Кларк отпрянула и уставилась на него. В ее глазах появился новый страх.
– Ничего,– сказала она с заставшей его врасплох решимостью.– Ты должен пообещать, что ничего не станешь делать. Родители взяли с меня клятву, что я никому не скажу. Они не хотят этого делать, Уэллс, и занимаются этим не по своей воле. Их угрозами заставил Вице-канцлер Родос.– Она взяла Уэллса за руку.– Обещай, что никому ничего не скажешь. Я просто… – Она прикусила губу.– Я просто не могла это больше от тебя скрывать. Мне нужно было с кем-то поделиться.
– Обещаю,– сказал Уэллс, хотя сам уже пылал от ярости.

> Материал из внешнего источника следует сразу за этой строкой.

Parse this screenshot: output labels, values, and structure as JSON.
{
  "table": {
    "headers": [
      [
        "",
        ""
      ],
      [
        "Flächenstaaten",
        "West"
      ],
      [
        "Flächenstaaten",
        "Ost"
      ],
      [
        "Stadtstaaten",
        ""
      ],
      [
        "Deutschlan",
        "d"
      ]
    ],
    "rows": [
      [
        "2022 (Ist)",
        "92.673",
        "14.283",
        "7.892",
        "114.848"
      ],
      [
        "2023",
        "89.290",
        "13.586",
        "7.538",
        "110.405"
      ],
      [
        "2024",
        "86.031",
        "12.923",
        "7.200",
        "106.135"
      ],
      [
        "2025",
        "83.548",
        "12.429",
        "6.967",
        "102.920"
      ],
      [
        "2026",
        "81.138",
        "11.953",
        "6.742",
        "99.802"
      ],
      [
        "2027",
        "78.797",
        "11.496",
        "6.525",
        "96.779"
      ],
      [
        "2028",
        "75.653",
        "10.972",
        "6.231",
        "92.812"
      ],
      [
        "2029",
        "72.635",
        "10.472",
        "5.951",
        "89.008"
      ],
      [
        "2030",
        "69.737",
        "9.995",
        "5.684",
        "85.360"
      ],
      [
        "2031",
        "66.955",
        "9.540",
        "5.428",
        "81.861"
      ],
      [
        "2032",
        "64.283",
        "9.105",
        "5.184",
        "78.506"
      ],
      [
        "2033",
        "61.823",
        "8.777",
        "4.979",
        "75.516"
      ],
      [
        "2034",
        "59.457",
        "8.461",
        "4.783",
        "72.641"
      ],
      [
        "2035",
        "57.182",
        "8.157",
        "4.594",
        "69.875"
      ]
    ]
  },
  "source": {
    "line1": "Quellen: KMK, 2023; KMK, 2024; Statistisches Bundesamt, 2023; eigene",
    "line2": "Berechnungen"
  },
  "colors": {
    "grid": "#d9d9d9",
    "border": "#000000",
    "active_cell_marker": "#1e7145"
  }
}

Этот скользкий гад не имел права делать такие вещи за спиной Канцлера. Уэллс подумал об отце, о человеке, который имеет четкие критерии добра и зла. Отец никогда не разрешил бы ставить опыты на людях. Он может немедленно положить этому конец.
Кларк снова опустила голову на грудь Уэллса, он обнял девушку и прошептал:
– Я люблю тебя.
Через час, проводив Кларк до дому, Уэллс в одиночестве пришел на обзорную площадку. Он ощущал острую потребность что-то сделать. Если в ближайшее время ситуация не изменится, угрызения совести уничтожат Кларк. Уэллс отказывается молча наблюдать гибель любимой.
Уэллс никогда раньше не нарушал обещаний. С самого нежного возраста отец внушал ему, что руководитель всегда держит свое слово. Но Уэллс вспоминал слезы Кларк и понимал – выбора у него нет.